Après avoir déjà promis mercredi une nouvelle offensive contre les contenus racistes liés au « suprémacisme blanc », Facebook a promis vendredi des mesures pour limiter l’usage de sa plateforme de vidéo Live, utilisée par l’auteur de l’attentat.

Interdire Facebook Live aux utilisateurs ayant déjà enfreint ses règles
« Dans le sillage de cet attentat terroriste, nous prenons trois mesures : renforcer les règles pour utiliser Facebook Live, renforcer notre lutte contre la haine sur nos réseaux et soutenir les Néo-Zélandais », écrit Sheryl Sandberg, numéro deux du groupe, dans un billet diffusé sur le blog d’Instagram, filiale de Facebook. Le groupe pourrait notamment interdire Facebook Live aux utilisateurs ayant auparavant enfreint ses règles de publication, explique-t-elle, sans donner de calendrier.

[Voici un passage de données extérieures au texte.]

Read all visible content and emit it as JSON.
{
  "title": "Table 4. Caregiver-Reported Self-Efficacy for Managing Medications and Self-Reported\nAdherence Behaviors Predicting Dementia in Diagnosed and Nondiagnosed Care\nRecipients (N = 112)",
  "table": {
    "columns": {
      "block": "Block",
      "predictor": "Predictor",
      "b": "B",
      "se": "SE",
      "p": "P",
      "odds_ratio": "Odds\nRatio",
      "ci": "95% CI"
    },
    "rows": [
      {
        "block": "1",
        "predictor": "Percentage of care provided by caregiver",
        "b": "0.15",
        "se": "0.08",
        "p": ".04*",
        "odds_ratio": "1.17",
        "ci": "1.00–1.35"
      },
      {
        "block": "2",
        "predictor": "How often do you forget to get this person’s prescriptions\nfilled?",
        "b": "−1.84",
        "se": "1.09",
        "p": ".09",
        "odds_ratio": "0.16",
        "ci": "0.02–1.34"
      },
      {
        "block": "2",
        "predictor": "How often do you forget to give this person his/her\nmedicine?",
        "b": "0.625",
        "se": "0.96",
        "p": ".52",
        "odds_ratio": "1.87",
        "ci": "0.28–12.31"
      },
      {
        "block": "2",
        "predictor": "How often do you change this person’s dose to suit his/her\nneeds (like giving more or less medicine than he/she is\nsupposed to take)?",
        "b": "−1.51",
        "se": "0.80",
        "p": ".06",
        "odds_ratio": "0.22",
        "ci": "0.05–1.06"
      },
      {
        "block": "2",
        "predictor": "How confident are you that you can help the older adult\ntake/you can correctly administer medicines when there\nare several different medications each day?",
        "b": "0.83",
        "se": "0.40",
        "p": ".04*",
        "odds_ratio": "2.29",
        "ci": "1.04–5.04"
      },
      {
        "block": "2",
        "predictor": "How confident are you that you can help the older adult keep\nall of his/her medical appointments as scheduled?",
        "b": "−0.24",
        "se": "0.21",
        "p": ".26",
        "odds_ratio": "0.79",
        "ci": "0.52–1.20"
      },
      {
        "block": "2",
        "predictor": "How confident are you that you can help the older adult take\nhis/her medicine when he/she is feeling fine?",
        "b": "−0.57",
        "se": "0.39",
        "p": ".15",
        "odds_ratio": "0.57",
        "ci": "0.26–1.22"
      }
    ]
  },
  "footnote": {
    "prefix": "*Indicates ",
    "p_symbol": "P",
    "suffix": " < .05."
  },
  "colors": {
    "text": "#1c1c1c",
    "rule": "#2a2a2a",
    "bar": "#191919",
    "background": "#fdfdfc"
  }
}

Celle qui est le bras droit de Mark Zuckerberg précise que le groupe cherche à mettre au point une technologie plus efficace « pour identifier rapidement les versions modifiées (par montage) de vidéos violentes et empêcher les gens de les repartager ». Sheryl Sandberg explique que, « même si la vidéo originale de l’attentat en Nouvelle-Zélande a été diffusée (en direct) sur Live, nous savons que cette vidéo s’est propagée principalement au travers de gens qui l’ont repartagée et remontée pour la rendre plus difficile à bloquer par nos systèmes ».

« Nous avons identifié plus de 900 vidéos différentes montrant des extraits de ces horribles 17 minutes », durée de la vidéo diffusée par l’assaillant, poursuit-elle, assurant avoir déjà « amélioré (le) temps de réponse » face à ce type de vidéos. Facebook avait déjà indiqué avoir retiré 1,5 million de copies de ces images dans les 24 heures ayant suivi l’attentat. Elle ajoute que plusieurs organisations « haineuses » en Australie et en Nouvelle-Zélande seront bannies des plateformes détenues par le groupe américain.

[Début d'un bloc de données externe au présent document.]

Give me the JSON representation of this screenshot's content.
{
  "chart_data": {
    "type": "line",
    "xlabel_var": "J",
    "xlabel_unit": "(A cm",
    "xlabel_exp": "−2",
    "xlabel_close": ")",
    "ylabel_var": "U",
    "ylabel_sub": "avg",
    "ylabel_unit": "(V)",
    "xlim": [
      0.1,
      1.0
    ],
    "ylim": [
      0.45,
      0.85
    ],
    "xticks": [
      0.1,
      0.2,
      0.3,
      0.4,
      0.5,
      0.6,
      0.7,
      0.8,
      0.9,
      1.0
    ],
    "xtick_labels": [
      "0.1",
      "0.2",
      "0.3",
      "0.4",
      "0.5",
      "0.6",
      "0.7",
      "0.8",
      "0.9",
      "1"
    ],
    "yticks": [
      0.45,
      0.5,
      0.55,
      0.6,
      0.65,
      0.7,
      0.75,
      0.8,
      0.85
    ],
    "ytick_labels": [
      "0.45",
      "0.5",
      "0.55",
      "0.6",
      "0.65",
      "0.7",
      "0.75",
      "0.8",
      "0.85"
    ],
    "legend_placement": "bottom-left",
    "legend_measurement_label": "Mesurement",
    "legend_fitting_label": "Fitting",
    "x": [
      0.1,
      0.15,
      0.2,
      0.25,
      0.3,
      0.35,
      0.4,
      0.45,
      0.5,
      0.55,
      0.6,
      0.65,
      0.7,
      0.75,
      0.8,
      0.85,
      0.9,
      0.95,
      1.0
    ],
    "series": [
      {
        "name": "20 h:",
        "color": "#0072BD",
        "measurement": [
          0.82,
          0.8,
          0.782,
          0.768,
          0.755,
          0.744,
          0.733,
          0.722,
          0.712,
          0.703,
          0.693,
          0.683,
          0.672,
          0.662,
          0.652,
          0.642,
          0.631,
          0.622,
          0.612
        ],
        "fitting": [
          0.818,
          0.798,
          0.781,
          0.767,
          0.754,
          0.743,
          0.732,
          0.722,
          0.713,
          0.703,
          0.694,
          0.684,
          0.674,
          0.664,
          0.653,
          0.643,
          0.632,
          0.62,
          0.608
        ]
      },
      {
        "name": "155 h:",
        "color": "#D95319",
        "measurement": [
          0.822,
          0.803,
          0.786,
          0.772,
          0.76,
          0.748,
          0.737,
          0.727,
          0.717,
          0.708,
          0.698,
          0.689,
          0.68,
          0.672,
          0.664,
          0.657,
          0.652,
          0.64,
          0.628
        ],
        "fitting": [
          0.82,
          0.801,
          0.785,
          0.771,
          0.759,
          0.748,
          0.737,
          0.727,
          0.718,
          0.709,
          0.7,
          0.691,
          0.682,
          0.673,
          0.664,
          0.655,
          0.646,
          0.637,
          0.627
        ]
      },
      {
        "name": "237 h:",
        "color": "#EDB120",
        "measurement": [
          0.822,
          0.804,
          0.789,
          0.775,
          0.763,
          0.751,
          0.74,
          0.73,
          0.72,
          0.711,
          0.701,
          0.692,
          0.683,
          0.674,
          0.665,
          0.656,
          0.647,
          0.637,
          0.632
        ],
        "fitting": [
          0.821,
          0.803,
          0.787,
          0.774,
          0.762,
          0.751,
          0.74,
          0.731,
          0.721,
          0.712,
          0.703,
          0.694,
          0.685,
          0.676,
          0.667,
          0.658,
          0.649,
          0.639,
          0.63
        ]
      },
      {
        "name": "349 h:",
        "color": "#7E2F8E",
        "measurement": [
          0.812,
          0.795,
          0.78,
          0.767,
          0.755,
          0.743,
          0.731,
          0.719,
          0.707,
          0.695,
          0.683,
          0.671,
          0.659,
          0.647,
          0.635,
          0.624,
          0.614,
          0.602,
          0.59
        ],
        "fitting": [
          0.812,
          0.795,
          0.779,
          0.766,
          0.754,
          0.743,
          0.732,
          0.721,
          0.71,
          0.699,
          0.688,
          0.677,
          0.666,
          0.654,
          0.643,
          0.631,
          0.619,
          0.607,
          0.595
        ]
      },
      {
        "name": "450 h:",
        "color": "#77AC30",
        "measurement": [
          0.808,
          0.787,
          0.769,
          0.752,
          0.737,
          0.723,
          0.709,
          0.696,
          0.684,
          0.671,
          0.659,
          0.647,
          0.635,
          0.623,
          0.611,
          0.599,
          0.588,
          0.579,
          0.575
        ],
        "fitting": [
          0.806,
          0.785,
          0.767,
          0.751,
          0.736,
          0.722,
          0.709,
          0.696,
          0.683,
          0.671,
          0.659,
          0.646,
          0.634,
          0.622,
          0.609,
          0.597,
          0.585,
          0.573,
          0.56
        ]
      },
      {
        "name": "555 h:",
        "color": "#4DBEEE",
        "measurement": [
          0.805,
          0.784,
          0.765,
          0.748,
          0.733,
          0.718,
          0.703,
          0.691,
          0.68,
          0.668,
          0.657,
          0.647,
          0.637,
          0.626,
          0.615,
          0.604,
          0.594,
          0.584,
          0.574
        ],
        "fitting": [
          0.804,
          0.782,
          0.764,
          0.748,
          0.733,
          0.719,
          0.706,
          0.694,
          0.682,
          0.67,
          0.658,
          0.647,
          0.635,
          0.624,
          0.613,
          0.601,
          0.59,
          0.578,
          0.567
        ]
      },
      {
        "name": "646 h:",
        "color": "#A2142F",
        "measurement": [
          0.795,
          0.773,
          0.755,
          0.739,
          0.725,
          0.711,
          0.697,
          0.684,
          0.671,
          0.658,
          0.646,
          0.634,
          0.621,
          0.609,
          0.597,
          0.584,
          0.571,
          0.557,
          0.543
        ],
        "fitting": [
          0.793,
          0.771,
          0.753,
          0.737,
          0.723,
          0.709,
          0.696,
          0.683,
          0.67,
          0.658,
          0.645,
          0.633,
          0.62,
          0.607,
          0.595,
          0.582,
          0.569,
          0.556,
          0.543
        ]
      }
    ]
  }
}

Bannir l’apologie du « nationalisme » ou du « séparatisme » blancs
Après l’attentat, la Première ministre néo-zélandaise Jacinda Ardern avait appelé les gouvernements du monde entier à s’attaquer au problème. L’Australie, dont est originaire le tireur, envisage d’infliger des peines de prison aux cadres des géants technologiques si leurs plateformes n’enlevaient pas assez vite les contenus extrémistes. En France, le Conseil français du culte musulman (CFCM) avait annoncé qu’il portait plainte contre Facebook France et YouTube France pour avoir diffusé la vidéo.

Facebook avait déjà annoncé mercredi son intention d’interdire davantage de publications ayant trait au « suprémacisme blanc », en bannissant également l’apologie du « nationalisme » ou du « séparatisme » blancs, thèses prônant une séparation physique entre « races ». Ces trois concepts voisins « sont étroitement liés à des groupes organisés promouvant la haine et ils n’ont rien à faire sur nos services », avait affirmé Facebook.

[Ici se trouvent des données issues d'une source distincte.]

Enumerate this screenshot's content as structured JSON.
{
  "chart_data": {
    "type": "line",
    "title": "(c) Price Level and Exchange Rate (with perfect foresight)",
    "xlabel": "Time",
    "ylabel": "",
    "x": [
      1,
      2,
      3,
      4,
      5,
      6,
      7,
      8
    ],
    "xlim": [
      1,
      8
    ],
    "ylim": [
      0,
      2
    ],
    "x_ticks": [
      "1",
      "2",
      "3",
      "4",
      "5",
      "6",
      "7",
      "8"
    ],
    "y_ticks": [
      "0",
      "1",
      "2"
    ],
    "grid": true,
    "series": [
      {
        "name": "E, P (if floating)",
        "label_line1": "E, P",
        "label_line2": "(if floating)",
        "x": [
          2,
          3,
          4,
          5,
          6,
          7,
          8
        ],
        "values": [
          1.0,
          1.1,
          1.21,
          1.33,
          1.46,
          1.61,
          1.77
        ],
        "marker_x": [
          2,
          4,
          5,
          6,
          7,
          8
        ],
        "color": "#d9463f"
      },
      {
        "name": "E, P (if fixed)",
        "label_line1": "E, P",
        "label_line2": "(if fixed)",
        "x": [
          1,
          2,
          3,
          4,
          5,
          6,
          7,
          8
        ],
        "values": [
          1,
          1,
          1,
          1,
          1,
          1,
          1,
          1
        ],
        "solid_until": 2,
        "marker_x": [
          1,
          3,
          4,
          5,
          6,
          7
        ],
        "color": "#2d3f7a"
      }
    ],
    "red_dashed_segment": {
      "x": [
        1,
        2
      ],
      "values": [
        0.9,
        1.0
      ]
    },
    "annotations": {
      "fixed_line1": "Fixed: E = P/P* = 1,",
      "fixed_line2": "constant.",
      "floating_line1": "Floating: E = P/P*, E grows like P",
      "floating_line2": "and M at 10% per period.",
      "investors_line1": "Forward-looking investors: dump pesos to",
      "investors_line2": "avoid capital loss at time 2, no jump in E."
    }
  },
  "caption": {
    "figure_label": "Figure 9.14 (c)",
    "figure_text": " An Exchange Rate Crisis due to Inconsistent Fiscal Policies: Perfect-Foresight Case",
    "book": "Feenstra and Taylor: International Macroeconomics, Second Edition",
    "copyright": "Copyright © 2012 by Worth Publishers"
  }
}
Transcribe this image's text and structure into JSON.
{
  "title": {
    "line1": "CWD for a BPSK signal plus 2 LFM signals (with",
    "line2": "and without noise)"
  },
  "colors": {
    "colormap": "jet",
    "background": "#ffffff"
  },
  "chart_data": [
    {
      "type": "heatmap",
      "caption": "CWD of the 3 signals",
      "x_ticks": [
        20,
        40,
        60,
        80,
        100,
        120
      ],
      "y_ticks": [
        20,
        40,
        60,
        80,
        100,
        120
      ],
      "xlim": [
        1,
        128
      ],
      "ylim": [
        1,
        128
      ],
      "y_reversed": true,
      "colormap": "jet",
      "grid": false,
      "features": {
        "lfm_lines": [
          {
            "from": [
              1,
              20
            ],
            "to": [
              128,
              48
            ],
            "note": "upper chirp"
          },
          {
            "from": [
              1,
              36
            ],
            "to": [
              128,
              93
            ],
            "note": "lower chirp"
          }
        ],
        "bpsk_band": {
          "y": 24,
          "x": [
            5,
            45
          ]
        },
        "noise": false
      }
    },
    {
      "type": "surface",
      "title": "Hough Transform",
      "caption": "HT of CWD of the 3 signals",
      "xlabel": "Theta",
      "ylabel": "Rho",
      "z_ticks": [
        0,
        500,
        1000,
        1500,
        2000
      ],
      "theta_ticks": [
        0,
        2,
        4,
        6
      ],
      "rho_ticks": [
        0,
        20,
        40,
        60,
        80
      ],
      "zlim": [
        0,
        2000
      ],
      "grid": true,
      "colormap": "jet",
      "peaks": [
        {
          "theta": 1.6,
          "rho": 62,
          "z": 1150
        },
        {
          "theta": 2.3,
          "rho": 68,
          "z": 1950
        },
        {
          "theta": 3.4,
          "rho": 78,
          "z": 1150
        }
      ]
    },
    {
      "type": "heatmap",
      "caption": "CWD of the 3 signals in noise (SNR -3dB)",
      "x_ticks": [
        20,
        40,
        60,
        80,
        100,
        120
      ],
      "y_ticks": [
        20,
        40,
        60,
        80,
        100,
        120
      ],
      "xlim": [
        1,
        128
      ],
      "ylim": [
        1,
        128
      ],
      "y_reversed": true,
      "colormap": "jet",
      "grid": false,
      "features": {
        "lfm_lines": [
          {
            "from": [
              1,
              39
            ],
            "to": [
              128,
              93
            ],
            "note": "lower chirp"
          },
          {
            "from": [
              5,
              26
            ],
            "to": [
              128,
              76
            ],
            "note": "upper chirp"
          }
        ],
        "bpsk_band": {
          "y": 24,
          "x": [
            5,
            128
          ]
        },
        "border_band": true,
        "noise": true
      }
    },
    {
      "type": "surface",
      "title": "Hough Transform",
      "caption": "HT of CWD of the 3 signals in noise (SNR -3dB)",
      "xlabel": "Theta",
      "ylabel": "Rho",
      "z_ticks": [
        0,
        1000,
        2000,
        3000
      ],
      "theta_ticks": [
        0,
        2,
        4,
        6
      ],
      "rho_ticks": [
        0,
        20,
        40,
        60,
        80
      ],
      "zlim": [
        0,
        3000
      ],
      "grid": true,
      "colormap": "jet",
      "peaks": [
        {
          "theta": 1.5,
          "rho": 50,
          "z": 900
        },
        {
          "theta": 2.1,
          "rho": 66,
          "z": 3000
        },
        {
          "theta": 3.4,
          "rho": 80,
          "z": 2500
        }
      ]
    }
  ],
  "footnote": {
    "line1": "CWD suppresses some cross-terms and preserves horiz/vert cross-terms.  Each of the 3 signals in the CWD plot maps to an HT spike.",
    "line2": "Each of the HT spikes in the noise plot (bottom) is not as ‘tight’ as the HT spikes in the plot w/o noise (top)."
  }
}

Comme les autres plateformes Internet, Facebook est en permanence pris dans un dilemme dont il semble avoir du mal à se sortir : laisser les opinions s’exprimer sur leurs réseaux au nom de la liberté d’expression tout en devant expurger les messages choquants et haineux. Résultat : la plateforme est régulièrement accusée de censure ou, à l’inverse, de ne pas agir assez efficacement contre les publications litigieuses.